JI de la jeunesse : au Sud-Kivu, plus de 200 jeunes s’engagent pour la paix et la cohésion régionale

À l’occasion de la Journée internationale de la jeunesse, célébrée mercredi 12 août 2026, plus de 200 jeunes leaders du Sud-Kivu, en République démocratique du Congo, et une délégation venue du district de Rusizi, au Rwanda, se sont retrouvés au Centre Rio de Nguba, dans la commune d’Ibanda, à Bukavu.
Placée sous le thème « Des contextes différents, des aspirations communes », la rencontre a mis l’accent sur la paix, la cohésion sociale et la participation des jeunes à la consolidation de la paix dans la région des Grands Lacs.
Organisée par le Forum inter-réseaux des jeunes pour la paix de Bukavu (FIRJP) et la Coalition congolaise Jeunesse, Paix et Sécurité du Sud-Kivu (CCJPS-SK), avec l’accompagnement technique d’International Alert, cette activité s’inscrit dans le cadre du projet Kizazi Cha Amani, financé par l’Union européenne.
Elle a réuni des représentants de plusieurs organisations de jeunesse autour d’une même ambition : renforcer leur contribution aux initiatives de paix dans leurs communautés.
Dès l’ouverture, les organisateurs ont opté pour un format participatif, loin des conférences classiques. Les participants ont été invités à partager leurs expériences, leurs difficultés et leurs initiatives, créant ainsi un cadre de dialogue entre jeunes issus de différents milieux et des deux côtés de la frontière.
L’un des temps forts de la journée a été la Foire des initiatives de paix. Une trentaine d’organisations de jeunes y ont présenté leurs réalisations dans des domaines tels que la médiation communautaire, la résilience, la cohésion sociale et la participation citoyenne. Cette exposition a permis de mettre en lumière des actions concrètes menées au sein des communautés.
Les échanges se sont ensuite poursuivis autour du World Café « L’Arbre des Récits ». Cet exercice a permis aux participants de confronter leurs réalités locales, de partager leurs expériences de résilience et d’identifier des préoccupations communes. Les discussions ont également ouvert la voie à de nouvelles pistes de collaboration entre jeunes de la région.
La désinformation et les discours de haine ont figuré parmi les préoccupations abordées au cours de la rencontre. Dans un environnement régional marqué par les tensions et les divisions, les participants ont souligné l’importance d’une communication responsable et de messages capables de rapprocher les communautés plutôt que d’alimenter les clivages.
Prenant la parole au nom du Forum Kizazi Cha Amani, Nathalie Kiyanga a insisté sur la nécessité de dépasser les différences de contexte pour construire une dynamique commune entre les jeunes. Elle a estimé que la diversité des réalités vécues pouvait constituer une richesse plutôt qu’un obstacle à leur collaboration.

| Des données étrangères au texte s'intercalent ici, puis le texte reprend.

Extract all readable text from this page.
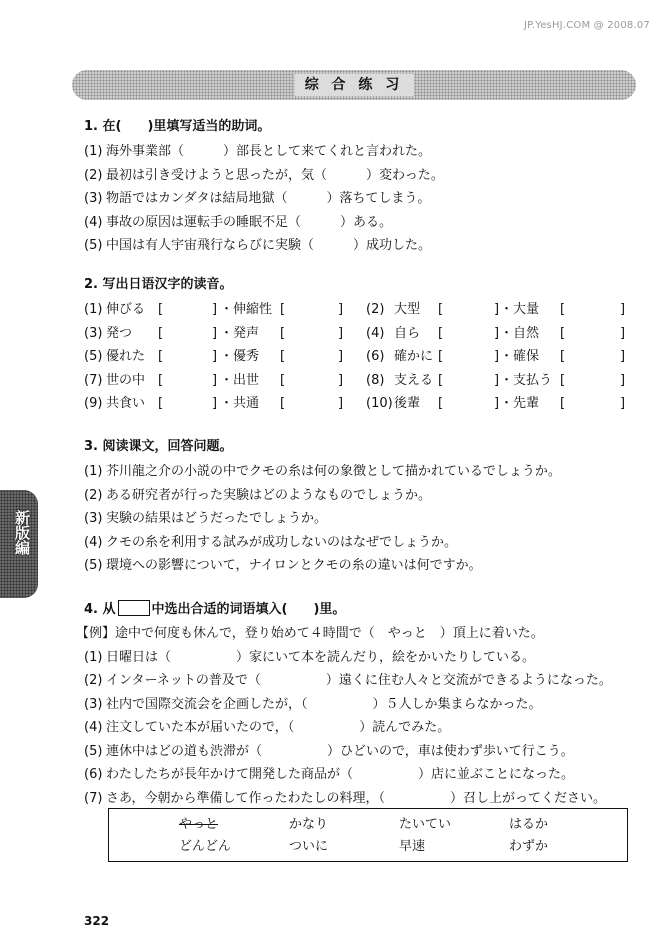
JP.YesHJ.COM @ 2008.07
综 合 练 习
新版編
1. 在(　　)里填写适当的助词。
(1) 海外事業部（　　　）部長として来てくれと言われた。
(2) 最初は引き受けようと思ったが，気（　　　）変わった。
(3) 物語ではカンダタは結局地獄（　　　）落ちてしまう。
(4) 事故の原因は運転手の睡眠不足（　　　）ある。
(5) 中国は有人宇宙飛行ならびに実験（　　　）成功した。
2. 写出日语汉字的读音。
(1) 伸びる [	] ・伸縮性 [	] (2) 大型 [	] ・大量 [	]
(3) 発つ [	] ・発声 [	] (4) 自ら [	] ・自然 [	]
(5) 優れた [	] ・優秀 [	] (6) 確かに [	] ・確保 [	]
(7) 世の中 [	] ・出世 [	] (8) 支える [	] ・支払う [	]
(9) 共食い [	] ・共通 [	] (10) 後輩 [	] ・先輩 [	]
3. 阅读课文，回答问题。
(1) 芥川龍之介の小説の中でクモの糸は何の象徴として描かれているでしょうか。
(2) ある研究者が行った実験はどのようなものでしょうか。
(3) 実験の結果はどうだったでしょうか。
(4) クモの糸を利用する試みが成功しないのはなぜでしょうか。
(5) 環境への影響について，ナイロンとクモの糸の違いは何ですか。
4. 从	中选出合适的词语填入(　　)里。
【例】途中で何度も休んで，登り始めて４時間で（　やっと　）頂上に着いた。
(1) 日曜日は（　　　　　）家にいて本を読んだり，絵をかいたりしている。
(2) インターネットの普及で（　　　　　）遠くに住む人々と交流ができるようになった。
(3) 社内で国際交流会を企画したが，（　　　　　）５人しか集まらなかった。
(4) 注文していた本が届いたので，（　　　　　）読んでみた。
(5) 連休中はどの道も渋滞が（　　　　　）ひどいので，車は使わず歩いて行こう。
(6) わたしたちが長年かけて開発した商品が（　　　　　）店に並ぶことになった。
(7) さあ，今朝から準備して作ったわたしの料理，（　　　　　）召し上がってください。
やっと	かなり	たいてい	はるか
どんどん	ついに	早速	わずか
322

« Nous venons de différents contextes et nous vivons des réalités diverses, mais nous aspirons tous à la même chose : la paix durable et le développement. Nos différences ne doivent pas constituer des barrières ou des frontières, mais plutôt devenir une force pour la jeunesse », a-t-elle déclaré.
La culture a également occupé une place importante dans cette célébration. Des slameurs et des poètes locaux ont présenté un manifeste reprenant les principales aspirations formulées au cours des échanges. À travers ces prestations, les jeunes ont donné une dimension artistique à leur message en faveur de la tolérance et du vivre-ensemble.
La journée s’est par ailleurs inscrite dans la campagne digitale « Ma Voix pour la Paix », destinée à donner davantage de visibilité aux messages portés par les jeunes à travers les médias et les plateformes numériques. L’initiative vise notamment à promouvoir une information responsable et à renforcer la sensibilisation autour des valeurs de paix et de tolérance.
Au terme des travaux, les participants se sont engagés à soutenir les initiatives portées par d’autres jeunes et à renforcer leur accompagnement au sein des communautés. Ils ont également réaffirmé leur volonté de jouer un rôle actif dans la prévention des conflits et de maintenir les échanges entre les jeunes de la région, au-delà des frontières.
La rencontre s’est achevée par la plantation symbolique d’un « Arbre de la Paix » dans l’enceinte du Centre Rio. Ce geste est venu matérialiser le message porté tout au long de la journée : faire des différences entre les jeunes non pas un facteur de division, mais une force pour construire ensemble un avenir plus pacifique, inclusif et solidaire dans la région des Grands Lacs.